Regardez la vie quotidienne des Français. Il faut courir toute la journée. Courir à la crèche avec le plus petit. Courir dans les transports en commun. Courir à au bureau ou à l’usine. Courir pour faire les meilleures affaires dans les magasins. Et ceux qui ne peuvent pas courir, les plus âgés, les ruraux, les chômeurs, on les rejette. Il y a en somme la France qui n’en peut plus de courir et la France qui n’en peut plus d’attendre.

Sommes-nous encore des citoyens. Nous nous sentons ravalés au rang d’individus, de concurrents, de rivaux. La compétition et l’humiliation nous ont transformé en un pays divisé entre gagnants et perdants, entre vainqueurs et vaincus. A chaque pas on peut trébucher. A chaque pas on craint d’être poussé dans le ravin. Il en faut du mérite, il en faut du courage à ceux qui prennent sur eux de relever ceux qui sont tombés.

A l’extérieur, nous cédons également sur cette exigence d’indépendance qui est notre identité même. Ainsi quand nous nous alignons, économiquement avec l’Allemagne, militairement avec la Grande Bretagne et stratégiquement avec les Etats-Unis.

Il y a bien, nous le voyons, une révolution que la France n’a jamais faite, la révolution de l’indépendance. De l’émancipation face au pouvoir. C’est celle-là que nous pouvons initier, celle là à laquelle nous pouvons contribuer. Une indépendance à la fois dans notre vie personnelle, dans notre vie collective, dans notre vie nationale.

Nous voulons des citoyens indépendants, des citoyens émancipés.

Soyons concrets. C’est une exigence de tous les âges de la vie

Pour les jeunes, il s’agit de donner la capacité à dessiner leur vie future par leurs propres choix, en les dotant tous du même capital de départ, grâce à un pécule constitué d’un prêt à taux zéro remboursable sur les revenus ultérieurs et de droits à la formation.

Pour les seniors, cela veut dire une retraite à la carte, dans un système progressivement unifié, qui seule donne à chacun le libre choix de l’âge de départ et du montant, en fonction de la connaissance qu’il a de ses besoins et de ses aspirations.

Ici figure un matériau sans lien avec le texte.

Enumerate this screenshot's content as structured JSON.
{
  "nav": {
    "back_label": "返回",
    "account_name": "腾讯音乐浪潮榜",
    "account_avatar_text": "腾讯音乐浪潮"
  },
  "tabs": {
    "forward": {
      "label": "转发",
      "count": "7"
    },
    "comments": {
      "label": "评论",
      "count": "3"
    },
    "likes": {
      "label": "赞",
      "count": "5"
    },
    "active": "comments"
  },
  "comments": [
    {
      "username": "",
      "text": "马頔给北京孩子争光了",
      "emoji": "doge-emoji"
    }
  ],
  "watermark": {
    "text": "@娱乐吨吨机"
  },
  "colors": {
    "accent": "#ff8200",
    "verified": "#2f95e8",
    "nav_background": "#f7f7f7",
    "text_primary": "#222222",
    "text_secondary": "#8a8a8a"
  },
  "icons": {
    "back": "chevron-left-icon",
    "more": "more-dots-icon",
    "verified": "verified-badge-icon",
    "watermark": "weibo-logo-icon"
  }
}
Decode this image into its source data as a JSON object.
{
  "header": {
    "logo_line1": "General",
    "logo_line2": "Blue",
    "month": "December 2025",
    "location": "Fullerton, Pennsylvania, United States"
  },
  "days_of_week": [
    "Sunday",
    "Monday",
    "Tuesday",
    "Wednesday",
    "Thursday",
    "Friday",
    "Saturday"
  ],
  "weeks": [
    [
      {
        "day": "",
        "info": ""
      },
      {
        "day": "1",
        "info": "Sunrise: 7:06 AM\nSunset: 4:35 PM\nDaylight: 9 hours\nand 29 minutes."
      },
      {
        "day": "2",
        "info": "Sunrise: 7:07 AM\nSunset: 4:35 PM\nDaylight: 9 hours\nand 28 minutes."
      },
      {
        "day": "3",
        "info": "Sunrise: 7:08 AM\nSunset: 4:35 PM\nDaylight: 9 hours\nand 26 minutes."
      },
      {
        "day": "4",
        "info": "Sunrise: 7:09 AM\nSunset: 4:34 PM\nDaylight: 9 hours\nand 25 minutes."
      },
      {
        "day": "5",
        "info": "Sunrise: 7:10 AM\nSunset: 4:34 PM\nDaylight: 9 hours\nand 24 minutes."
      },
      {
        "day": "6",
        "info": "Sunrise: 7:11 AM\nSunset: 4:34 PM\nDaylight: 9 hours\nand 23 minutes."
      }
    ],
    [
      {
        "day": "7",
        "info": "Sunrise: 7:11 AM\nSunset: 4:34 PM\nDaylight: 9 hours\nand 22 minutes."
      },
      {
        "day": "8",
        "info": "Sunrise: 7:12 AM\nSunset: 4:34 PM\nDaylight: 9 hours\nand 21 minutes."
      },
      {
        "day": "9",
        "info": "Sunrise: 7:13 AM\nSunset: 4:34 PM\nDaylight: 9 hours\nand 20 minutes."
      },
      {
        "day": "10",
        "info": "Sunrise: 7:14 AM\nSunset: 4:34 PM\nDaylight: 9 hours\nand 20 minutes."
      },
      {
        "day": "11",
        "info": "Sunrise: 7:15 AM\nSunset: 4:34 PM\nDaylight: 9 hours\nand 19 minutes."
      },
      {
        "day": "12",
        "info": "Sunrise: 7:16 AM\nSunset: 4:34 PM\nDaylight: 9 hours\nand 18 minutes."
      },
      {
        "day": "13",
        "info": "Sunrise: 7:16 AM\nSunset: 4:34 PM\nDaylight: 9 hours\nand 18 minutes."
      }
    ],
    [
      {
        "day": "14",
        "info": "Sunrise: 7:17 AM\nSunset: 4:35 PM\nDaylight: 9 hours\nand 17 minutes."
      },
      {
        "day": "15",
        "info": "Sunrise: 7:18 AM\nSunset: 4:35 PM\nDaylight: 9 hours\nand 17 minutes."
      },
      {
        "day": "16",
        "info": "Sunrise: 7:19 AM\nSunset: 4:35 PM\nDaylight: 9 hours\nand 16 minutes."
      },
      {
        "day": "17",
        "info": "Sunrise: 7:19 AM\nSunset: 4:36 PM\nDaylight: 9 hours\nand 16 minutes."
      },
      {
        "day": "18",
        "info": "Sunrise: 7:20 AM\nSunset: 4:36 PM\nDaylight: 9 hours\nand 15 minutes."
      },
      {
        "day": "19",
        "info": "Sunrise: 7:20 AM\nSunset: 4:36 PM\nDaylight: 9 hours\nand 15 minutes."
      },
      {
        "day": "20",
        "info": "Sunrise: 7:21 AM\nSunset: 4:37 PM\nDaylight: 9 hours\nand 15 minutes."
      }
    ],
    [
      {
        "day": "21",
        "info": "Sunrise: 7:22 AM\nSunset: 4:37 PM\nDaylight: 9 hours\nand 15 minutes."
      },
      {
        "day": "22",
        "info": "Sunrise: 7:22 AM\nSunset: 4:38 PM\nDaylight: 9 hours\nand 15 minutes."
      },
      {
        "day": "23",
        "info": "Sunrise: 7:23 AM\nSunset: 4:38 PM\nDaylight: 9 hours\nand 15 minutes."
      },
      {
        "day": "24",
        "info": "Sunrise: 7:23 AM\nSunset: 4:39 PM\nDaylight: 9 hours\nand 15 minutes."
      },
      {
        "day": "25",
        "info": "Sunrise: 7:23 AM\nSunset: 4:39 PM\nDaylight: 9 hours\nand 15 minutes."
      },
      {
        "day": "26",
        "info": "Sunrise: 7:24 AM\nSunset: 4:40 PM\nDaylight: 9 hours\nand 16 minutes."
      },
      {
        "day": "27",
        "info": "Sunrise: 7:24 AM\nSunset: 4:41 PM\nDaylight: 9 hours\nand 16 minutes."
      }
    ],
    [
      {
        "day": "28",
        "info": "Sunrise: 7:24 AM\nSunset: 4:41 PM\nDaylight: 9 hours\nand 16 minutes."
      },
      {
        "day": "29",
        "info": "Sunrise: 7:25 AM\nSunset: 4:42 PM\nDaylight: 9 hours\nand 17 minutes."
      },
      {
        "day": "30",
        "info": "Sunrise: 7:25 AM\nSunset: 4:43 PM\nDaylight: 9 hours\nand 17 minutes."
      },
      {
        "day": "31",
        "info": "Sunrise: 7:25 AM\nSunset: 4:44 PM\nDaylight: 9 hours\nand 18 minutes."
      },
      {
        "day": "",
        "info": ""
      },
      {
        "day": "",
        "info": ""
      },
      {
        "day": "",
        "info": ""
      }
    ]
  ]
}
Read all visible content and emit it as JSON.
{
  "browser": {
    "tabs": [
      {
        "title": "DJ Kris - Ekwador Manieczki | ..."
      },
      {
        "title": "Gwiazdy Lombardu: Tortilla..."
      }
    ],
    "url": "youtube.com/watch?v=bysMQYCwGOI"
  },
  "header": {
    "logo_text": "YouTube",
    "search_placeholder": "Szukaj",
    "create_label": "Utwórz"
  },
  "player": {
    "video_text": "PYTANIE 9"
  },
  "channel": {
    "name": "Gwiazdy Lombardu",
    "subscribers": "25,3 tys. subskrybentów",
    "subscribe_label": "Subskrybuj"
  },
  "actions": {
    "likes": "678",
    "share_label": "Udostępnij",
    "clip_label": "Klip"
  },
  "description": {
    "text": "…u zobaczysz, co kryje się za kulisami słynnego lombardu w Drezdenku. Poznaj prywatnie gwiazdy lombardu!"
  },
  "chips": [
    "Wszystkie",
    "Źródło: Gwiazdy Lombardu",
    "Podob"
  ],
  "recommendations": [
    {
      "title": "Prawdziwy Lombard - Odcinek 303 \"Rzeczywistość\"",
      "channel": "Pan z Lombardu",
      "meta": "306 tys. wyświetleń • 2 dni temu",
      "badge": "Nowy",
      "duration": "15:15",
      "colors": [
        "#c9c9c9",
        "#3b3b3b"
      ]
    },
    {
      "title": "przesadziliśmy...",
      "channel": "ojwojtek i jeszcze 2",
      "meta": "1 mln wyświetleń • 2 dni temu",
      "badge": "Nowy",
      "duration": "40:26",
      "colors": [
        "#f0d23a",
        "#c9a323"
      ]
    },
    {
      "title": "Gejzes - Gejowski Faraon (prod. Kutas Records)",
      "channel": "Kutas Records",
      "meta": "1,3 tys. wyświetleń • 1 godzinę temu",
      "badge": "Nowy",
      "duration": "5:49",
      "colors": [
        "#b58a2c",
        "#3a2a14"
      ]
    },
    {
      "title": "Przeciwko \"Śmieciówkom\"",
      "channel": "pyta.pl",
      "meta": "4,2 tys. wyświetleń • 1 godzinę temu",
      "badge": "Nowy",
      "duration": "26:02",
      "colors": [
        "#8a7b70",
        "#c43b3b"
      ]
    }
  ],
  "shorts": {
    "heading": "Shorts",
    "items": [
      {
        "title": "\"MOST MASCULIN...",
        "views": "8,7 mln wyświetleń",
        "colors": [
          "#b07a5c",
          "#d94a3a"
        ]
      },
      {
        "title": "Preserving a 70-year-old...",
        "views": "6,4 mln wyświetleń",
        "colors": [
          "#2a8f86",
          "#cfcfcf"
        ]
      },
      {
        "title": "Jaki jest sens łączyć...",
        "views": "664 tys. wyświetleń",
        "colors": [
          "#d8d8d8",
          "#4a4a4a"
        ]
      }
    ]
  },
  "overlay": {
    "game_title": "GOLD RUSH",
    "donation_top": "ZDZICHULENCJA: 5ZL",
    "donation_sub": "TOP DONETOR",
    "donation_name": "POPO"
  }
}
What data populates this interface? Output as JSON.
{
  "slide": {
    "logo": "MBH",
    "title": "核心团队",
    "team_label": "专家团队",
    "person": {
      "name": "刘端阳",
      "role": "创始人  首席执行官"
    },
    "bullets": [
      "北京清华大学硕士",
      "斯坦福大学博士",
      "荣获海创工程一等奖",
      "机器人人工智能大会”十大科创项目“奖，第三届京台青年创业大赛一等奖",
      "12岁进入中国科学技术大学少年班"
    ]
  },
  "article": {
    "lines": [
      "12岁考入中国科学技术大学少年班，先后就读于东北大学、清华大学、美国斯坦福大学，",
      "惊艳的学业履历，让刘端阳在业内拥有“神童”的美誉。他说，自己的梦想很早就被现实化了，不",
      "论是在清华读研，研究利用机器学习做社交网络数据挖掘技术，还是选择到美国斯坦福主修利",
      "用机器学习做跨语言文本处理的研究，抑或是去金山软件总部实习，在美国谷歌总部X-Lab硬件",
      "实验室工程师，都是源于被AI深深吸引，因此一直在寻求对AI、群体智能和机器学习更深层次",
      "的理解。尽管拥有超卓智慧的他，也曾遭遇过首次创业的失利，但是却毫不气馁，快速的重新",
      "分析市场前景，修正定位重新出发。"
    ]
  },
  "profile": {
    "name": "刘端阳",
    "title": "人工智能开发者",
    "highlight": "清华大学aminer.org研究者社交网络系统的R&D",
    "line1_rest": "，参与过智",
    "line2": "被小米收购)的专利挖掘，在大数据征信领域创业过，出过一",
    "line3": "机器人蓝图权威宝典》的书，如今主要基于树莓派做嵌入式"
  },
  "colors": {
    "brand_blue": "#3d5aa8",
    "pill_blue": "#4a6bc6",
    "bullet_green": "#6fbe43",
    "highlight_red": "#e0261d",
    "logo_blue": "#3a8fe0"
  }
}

Pour les retraités, c’est assurer un niveau de pensions suffisant pour une vie autonome.

Pour les familles qui s’installent dans la vie, cela signifie aussi une politique volontariste d’accession à la propriété, en favorisant la mixité sociale.

C’est une exigence face aux défis

Pour de nombreux concitoyens handicapés, c’est une prise en charge qui assure la dignité et la plus grande indépendance possible.

Cela signifie pouvoir choisir son parcours professionnel grâce à une formation permanente refondée et pouvoir faire face aux accidents grâce à une sécurisation plus effective.

Il faut donner toute leur place aux PME, qui portent ces valeurs d’indépendance et sont créatrices d’emploi, en mobilisant au service de l’investissement et du renforcement des fonds propres une part des encours d’assurances-vie, en leur donnant de nouvelles garanties face à leurs donneurs d’ordres et en leur donnant un meilleur accès aux marchés publics..

Il faut assurer un soutien massif à l’économie sociale et solidaire, au mouvement coopératif qui est gage d’indépendance pour tant d’agriculteurs ou de salariés de l’industrie. Soutenons l’innovation sociale en créant des Pôles de solidarité à l’image des pôles de compétitivité, en ouvrant le Crédit Impôt recherche à l’innovation sociale.

C’est une exigence pour tout le monde

Pour les femmes, c’est améliorer le libre choix de leur vie grâce à un accès plus facile aux services de la petite enfance et à une véritable politique de parité.

Pour nos concitoyens d’outre-mer, cela signifie de leur montrer par des actes qu’ils font partie intégrante de la communauté nationale et qu’il faut trouver avec eux un chemin de développement dans la dignité, la responsabilité et le travail, loin des logiques d’assistance.

Pour tous les citoyens, cela signifie pouvoir faire le choix de l’engagement. C’est pourquoi nous voulons créer un service solidaire universel ouvrant droit à un revenu civique.

Nous voulons des pouvoirs indépendants pour un meilleur équilibre et des décisions partagées par tous.

Il faut soutenir l’indépendance des pouvoirs et des contre-pouvoirs. De la justice, en coupant enfin le cordon qui relie le Parquet à la Chancellerie. Des médias en interdisant par la loi le contrôle de médias par des groupes industriels dépendant de la commande ou de la régulation publiques.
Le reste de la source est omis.